Players see moer than just the raw components, so why not encourage players to explore emotional spaces rather than just physical spaces? Story-based indie games allow players to hear the voice of the creator more clearly than a game that was essentially designed by committee.

Next, Andy Schatz took the stage, promising to focus on the specifics of “what you can do as indies that can’t be done” by larger studios. Schatz worked for AAA studios from 1998-2005, at which point he went indie. He’s currently working on Monaco, which I’m sure I’d like if the IGF build could run on my computer.

According to Schatz, the main difference between AAA production and indie production is team size. “This may seem obvious,” he says, but this results in drastically different games, and even what games you’re capable of making. When your team gets large, you have to keep your pipeline full – you end up doing concurrent work in order to keep the team busy, rather than finding the best parts of the design and building on those “shining gems,” as Schatz called them: “pipelining…is your enemy, focus is your friend.” The best indie stuff takes a single cool concept and then builds the rest of the game around that.

As an indie, you could also focus on niche audiences – big companies aren’t going to make nonviolent games or kids’ games. You have nobody to pay other than yourself, so it doesn’t matter if your target audience is tiny.

If you’re designing a AAA game, you might approach your game as a comparison to other games. Schatz worked on a “Sims-killer” for Microsoft a while back. You can’t do that as an indie, though, because you don’t have the resources to copy a bigger game. AAA developers might try to make the next great game in an existing genre – “the same basic arms race the industry has been in for the past twenty years,.” as Schatz explains it – but again, indies don’t have the resources for that, so it’s not even worth trying.

Instead, indies could come at their games from what Schatz called a business/Meta-game approach. In other words, FarmVille.

Or, you could create a game for an unfulfilled market, so you aren’t competing with existing products. Or, you could use a thematic or character-based approach: AAA studios won’t do this because it’s hard to describe what a game will feel like if you’re making a game about a world, or a particular character.

Finally, you could use an open-ended approach where you treat your game’s development as a stream-of-consciousness experience. Schatz calls this a “bad idea,” however, because there’s a difference between exploring a design like the kind the Experimental Gameplay Project is based on, and just hurtling through development without any clear direction.

Licensing-wise, indies – Schatz phrased this carefully – have more “legal agility.” You can license cheaper music that doesn’t have to be exclusive to your game. You can use open source stuff. People love Monaco‘s music, but nobody realizes Andy didn’t have the music specifically made for it.
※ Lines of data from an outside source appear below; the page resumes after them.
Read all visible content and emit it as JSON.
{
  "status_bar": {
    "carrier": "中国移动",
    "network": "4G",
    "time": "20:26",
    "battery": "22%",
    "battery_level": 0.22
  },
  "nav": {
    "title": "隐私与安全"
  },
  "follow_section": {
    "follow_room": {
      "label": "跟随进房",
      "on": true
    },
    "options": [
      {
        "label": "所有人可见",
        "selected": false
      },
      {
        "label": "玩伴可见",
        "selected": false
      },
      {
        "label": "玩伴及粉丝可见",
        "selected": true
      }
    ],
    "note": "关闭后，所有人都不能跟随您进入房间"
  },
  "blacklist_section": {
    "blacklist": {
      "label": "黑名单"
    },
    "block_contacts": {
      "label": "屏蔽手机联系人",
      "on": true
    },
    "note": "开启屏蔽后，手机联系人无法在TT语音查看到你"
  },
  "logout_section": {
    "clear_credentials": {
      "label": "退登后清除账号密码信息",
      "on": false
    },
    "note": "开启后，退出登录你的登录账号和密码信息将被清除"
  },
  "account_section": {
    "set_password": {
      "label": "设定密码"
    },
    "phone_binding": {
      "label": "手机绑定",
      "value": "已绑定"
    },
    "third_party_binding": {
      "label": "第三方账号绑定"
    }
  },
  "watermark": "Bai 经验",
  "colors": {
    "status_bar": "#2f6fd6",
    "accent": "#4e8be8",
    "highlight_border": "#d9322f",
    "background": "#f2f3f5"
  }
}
Also don’t be afraid to participate in the indie community. Schatz was making a game about dinosaurs that he eventually abandoned, but he went on to sell the dinosaur models he used to Flashbang Studios. Flashbang went on to use the models for Offroad Velociraptor Safari. Schatz joked that maybe he should be getting some royalties from that.

The talk had already gone over its alloted time as this point, so Adam Saltsman had to rush through his portion of the talk.

He acknowledged that large companies like Valve, who make games “even indies can’t crap on,”  break production into really small teams in the same way indies naturally work. Same deal with Pixar, Treasure, Blizzard, and Id. It’s not a coincidence that small teams can make really great stuff.

Why is this? Probably because of communication. Team members also take personal responsibility when the team is smaller, and they feel a need to be significant to the team. “People need to matter.” Small teams are also a “natural filter” for good design solutions for problems.